Aquí donde me ven

Soy hijo único (creo que eso pensaba mi madre de mí a pesar de mis 5 hermanos); padre hasta el final de mis días (intentaré que los hijos no lo noten); abuelo poeta, diseñador de proyectos de largo aliento. Mentor sempiterno, constructor de aprendizajes, incluído el de mí mismo.

Y lo demás que soy, está entre líneas (en mis textos).



20 de septiembre de 2011

Con el vuelo al hombro

Nunca dudé que volar fuera posible. Lo supe desde que subí a aquella colina, me até sendos trozos de papel a los hombros y me lancé sin temor. ¡Pude volar! Al principio sólo me dejé llevar, entusiasmado, por el viento, que en las alturas tiene otro colorido. Aspiré la vida, la sabrosura de la vida. Me maravillaron las montañas, los hombres, el amanecer, los árboles, vistos desde una perspectiva hasta entonces ignorada. Al cabo del tiempo, hice de mi vuelo un acto controlado. Volé como ave majestuosa, extendiendo las alas en una demostración de jactancia mordaz; pero desistí de hacerlo: me perseguía un incómodo instinto depredador. Ensayé vuelos con plumas de pájaros gráciles, torpes, metódicos y hasta vertiginosos; aprendí, incluso, a no temerle al crujido de las ramas. Pero al final volví a batir mis alas de papel, y concluí que cada quien es lo que es, y se eleva según sus propios medios.

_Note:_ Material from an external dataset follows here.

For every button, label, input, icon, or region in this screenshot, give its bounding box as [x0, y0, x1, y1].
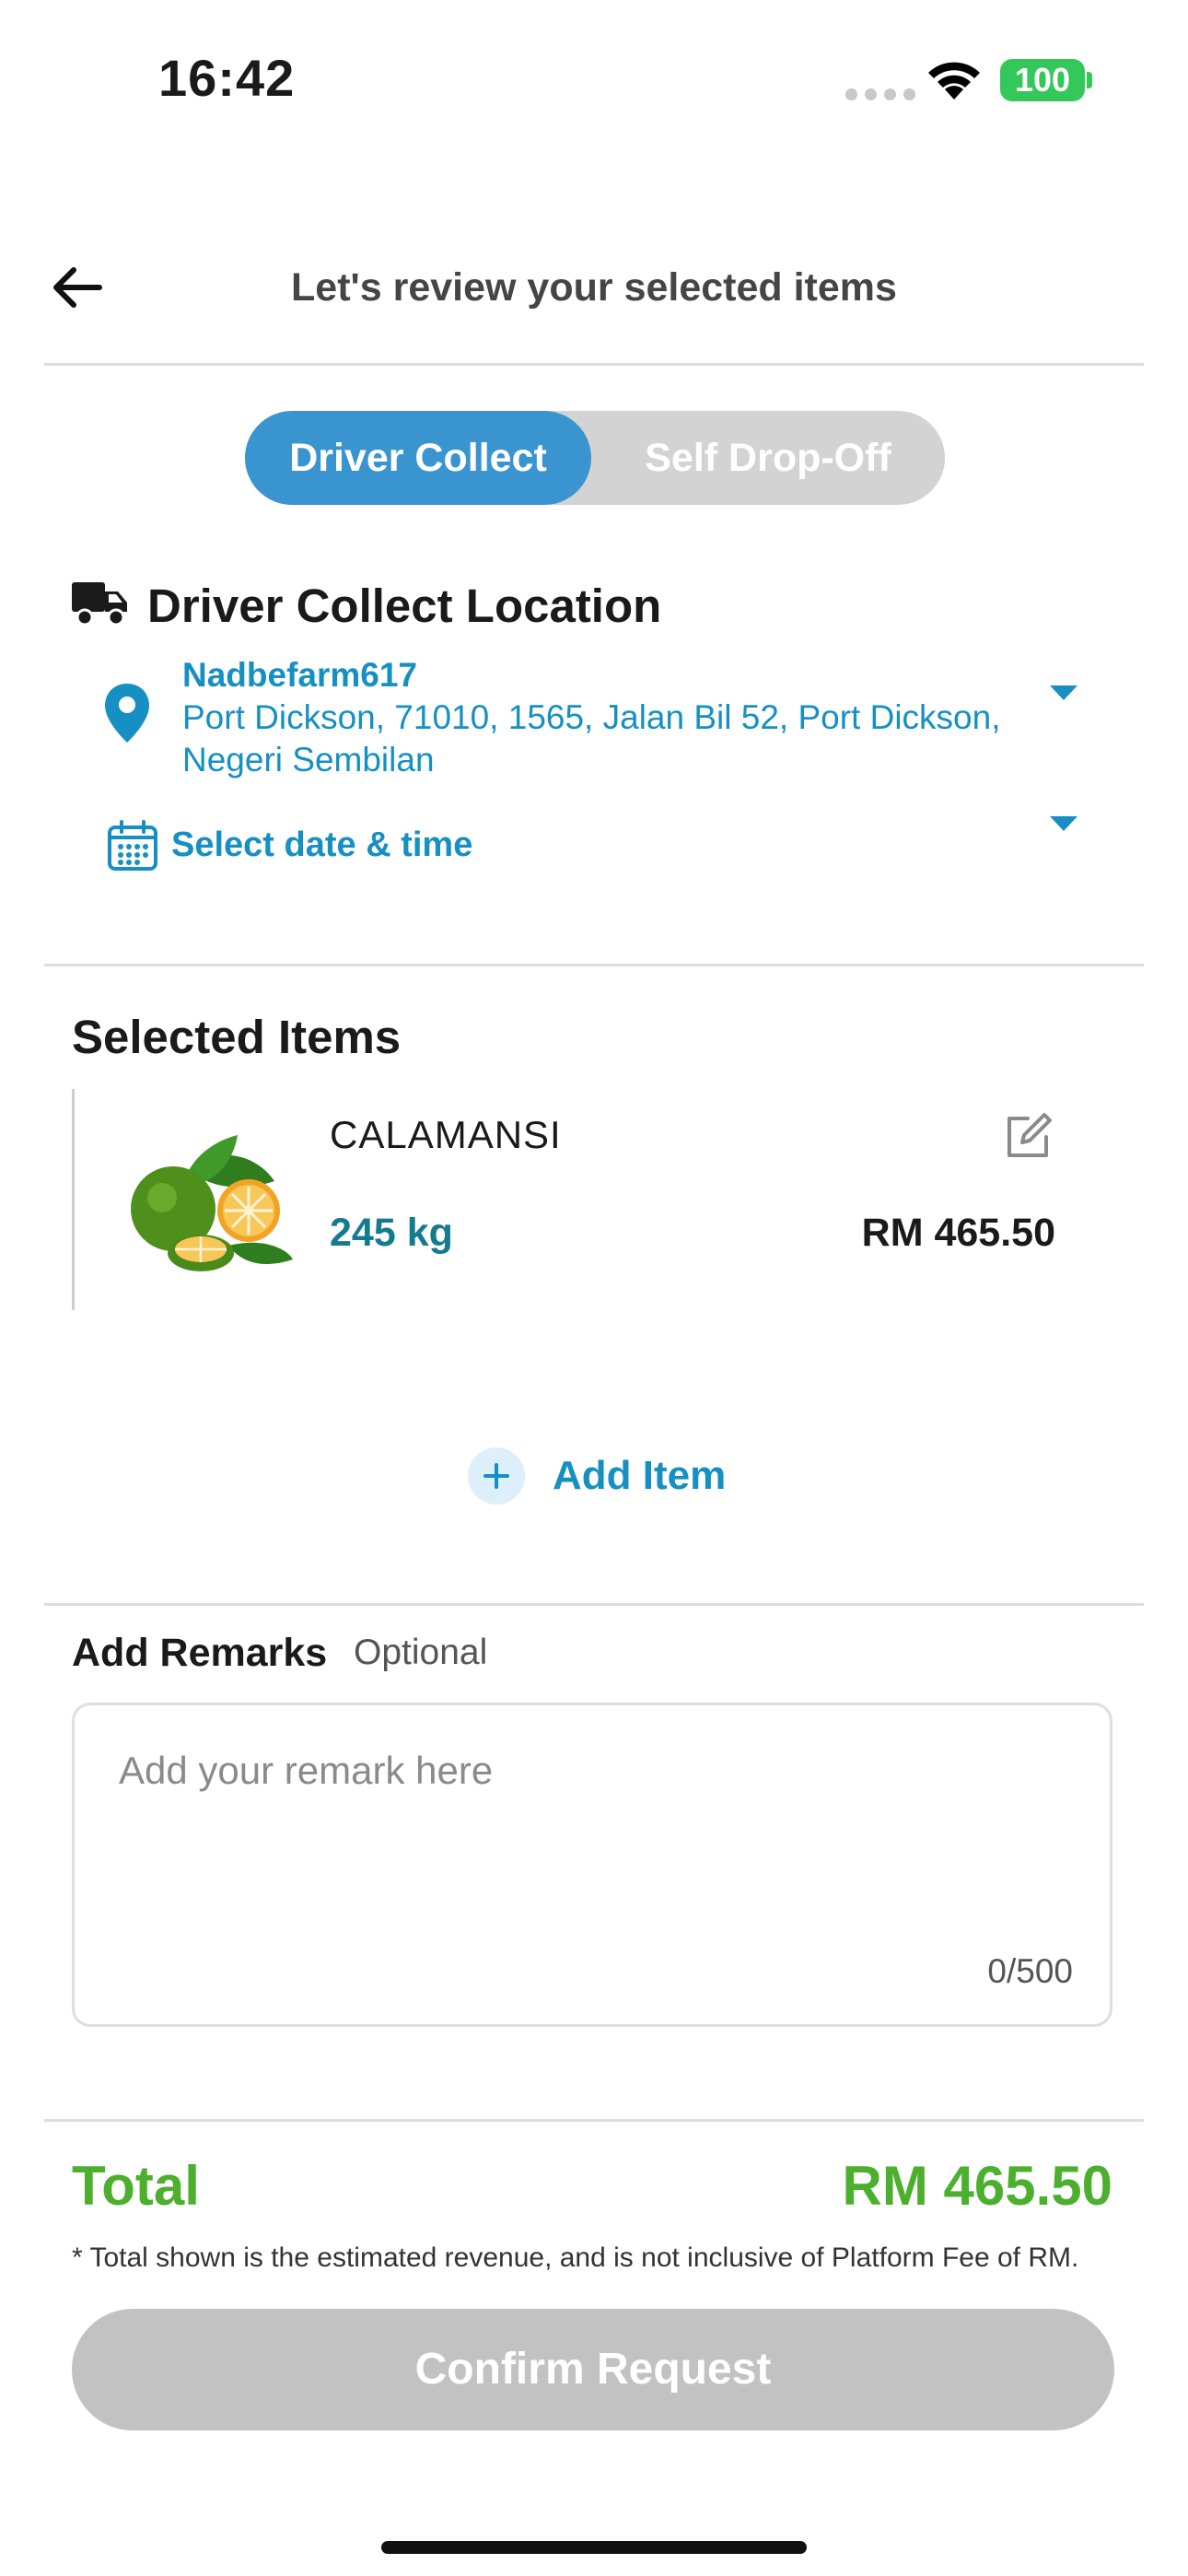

Volar no es difícil; se logra de varias maneras. Por ejemplo: se cierran los ojos de madrugada, cuando el silencio es sutil y transparente; se ignora el murmullo nocturno, se respira profundo y se mira hacia adentro. En seguida uno se hace liviano, se eleva, lentamente, como en busca de su propia densidad. La fuerza vital que obra el milagro, convierte el cuerpo en material etéreo, que flota pero es fácilmente controlable. Entonces se agitan las alas (¿de dónde salieron?) una y otra y otra vez, y ya está. Tan maravilloso es que uno ve su propia ascensión.
Otra forma es buscar, de mañana, un acantilado, situarse cerca del borde (no es bueno cerrar los ojos), mirar fijamente hacia el frente y no pensar en nada. En algún momento, a la distancia, aparecemos flotando alborozados, jubilosos de la fresca sensación de libertad que hay en el vacío. Con el rostro de frente, la brisa se mete en los ojos, y por allí empieza a purificarse el cuerpo.
También se puede hacer de tarde, bajo un suave sol otoñal, tendido con la cara al cielo. Esta forma me gusta porque es muy relajante. Al contrario de las demás, en ésta uno no es el que sube. El cielo baja, busca el nivel del cuerpo, mete sus brazos por la espalda y nos estrecha como una madre a su pequeño hijo. En este vuelo no se necesitan alas, sólo ojos grandes para abarcar el infinito, y oídos finos para escuchar la música integrada en el viento. Es divertido tocar las nubes, arrancarles pedazos y ponerlos en la boca, como si fueran algodón de azúcar.
Hay otras formas, unas más, unas menos complicadas, pero todas posibles. Como la de subirse al techo de un tren, tirarse bocabajo con los brazos extendidos e impulsarse con los pies; fuerte y rápido para ganar movimiento. Pasado un instante, la inercia dispara el cuerpo hacia lo inesperado. De pronto, lo mismo se puede estar en el presente que aparecer sobrevolando una ciudad antigua con palacios exóticos y gente extraña. Es fascinante el encuentro con lo majestuoso y legendario. Pero aquí hay que ir con ojos vigilantes, para distinguir entre un paisaje real y un espejismo. No sería raro ver salir de alguna lámpara al genio de los deseos, o sucumbir bajo el embrujo de una odalisca.
Como sea, volar es ir al encuentro con lo que uno quiere ser. No creo que alguien no lo haya hecho. Cada uno, a su manera. Yo prefiero mis alas de papel, como en el sueño de cuando era niño.
 

1 comentario:

  1. mi padre el mejor el sabe que siempre me senti orgullosa de el y soy su fan numero uno aun desde el cielo.